Book Review: Traci Foust Talks OCD, Family Fun and Burning Eyeballs in Nowhere Near Normal
By Heather Logue on Apr 29, 2011
While the majority of California youth were skipping rope and collecting beetles, Traci Foust was scrubbing her hands with Ajax until her skin peeled off, and locking her best friend in a sweltering car, wondering if maybe she would kill her. Yes, these activities are…different, but that is the beauty of Foust’s memoir, Nowhere Near Normal, its utterly distinctive take on childhood. For any of us who have ever turned the car around on the way to work because we’re positive the stove could miraculously have turned itself on (ahem, just once or twice), learning about a girl’s struggle growing up with severe OCD is captivating. The story unfolds with the Foust parents divorcing—the family splitting apart into two locations, and Traci really beginning to struggle with the compulsions and anxieties that make her “abnormal” and drive her family insane. Who needs to unplug all of the appliances every night and lick the electrical sockets? Traci does, because otherwise her family may burn to death in their beds. This frank, strange, and unapologetic logic is what makes Traci a likable (though complicated) narrator. The story leads us through her increasingly complex relationships with her mother and sister, and through the haze of their cigarette smoke we see how lonely it is to be such a different kind of girl. The glance at various approaches to child psychology also intrigues—especially when seeing which professional methods actually have any affect on Traci’s recovery.
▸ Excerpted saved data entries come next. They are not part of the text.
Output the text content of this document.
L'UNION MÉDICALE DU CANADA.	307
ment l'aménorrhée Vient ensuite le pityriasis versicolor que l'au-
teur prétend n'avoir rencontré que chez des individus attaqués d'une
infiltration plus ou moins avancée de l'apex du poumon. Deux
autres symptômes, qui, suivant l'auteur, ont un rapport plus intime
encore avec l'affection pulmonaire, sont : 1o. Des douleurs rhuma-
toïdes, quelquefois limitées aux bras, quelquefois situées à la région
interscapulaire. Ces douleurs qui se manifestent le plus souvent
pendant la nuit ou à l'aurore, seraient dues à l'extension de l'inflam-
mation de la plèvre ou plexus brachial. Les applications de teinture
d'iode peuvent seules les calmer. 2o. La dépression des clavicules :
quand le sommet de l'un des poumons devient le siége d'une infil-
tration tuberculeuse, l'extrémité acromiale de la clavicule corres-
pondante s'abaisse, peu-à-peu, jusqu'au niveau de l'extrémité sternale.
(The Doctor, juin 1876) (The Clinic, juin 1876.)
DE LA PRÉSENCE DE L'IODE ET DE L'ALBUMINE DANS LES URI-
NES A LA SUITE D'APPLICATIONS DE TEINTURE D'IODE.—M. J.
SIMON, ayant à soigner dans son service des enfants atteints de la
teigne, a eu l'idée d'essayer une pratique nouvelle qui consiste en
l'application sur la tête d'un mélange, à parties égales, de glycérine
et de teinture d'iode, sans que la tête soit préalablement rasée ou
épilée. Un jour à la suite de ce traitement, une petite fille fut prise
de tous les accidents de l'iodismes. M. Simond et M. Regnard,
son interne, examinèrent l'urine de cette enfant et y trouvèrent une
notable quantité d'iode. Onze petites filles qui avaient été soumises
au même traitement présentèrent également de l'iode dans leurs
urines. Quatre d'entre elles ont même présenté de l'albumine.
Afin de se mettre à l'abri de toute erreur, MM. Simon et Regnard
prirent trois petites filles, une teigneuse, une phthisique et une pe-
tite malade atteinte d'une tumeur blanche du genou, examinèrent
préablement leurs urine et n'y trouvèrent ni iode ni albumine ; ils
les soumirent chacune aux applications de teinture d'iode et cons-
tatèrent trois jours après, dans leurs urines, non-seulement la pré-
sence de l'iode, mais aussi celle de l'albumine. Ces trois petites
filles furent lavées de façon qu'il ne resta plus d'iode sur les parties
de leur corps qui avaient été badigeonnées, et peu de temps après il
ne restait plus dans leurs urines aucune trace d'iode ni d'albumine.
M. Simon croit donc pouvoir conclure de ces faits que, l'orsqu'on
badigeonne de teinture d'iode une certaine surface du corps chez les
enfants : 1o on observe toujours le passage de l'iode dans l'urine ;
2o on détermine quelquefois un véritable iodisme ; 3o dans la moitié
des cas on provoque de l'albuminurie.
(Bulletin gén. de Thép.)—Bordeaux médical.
As Traci continues to grow up the story electrifies with things at a breaking point with her newly, and zealously, religious mother—culminating in Traci’s impromptu trip to Santa Cruz, a land of sex, drugs, and poetry. Though she eventually returns home, Traci still feels lost, and when Part Three of the memoir opens with news of her mother’s death (a subject touched upon much too briefly)…things seems bleak. The lack of emphasis on her family connectivity towards the end of the book is my only complaint—it feels a little insufficient in contrast to the palpable emotions early on.
But Nowhere Near Normal does inspire in the end, with a conclusion as distinctive as the entertaining and hilarious voice that has been leading us on this trip. Foust has a knack for making you love her, even if her character isn’t always likeable, and even a description of how her great-grandmother tried to burn her own eyeballs with matches is somehow lyrical.
As Edgar Allen Poe (her favorite poet growing up) once wrote, “From childhood’s hour I have not been as others were; I have not seen as others saw; I could not bring my passions from a common spring. From the same source I have not taken my sorrow; I could not awaken my heart to joy at the same tone; And all I loved, I loved alone.”
And really, I couldn’t sum it up any better.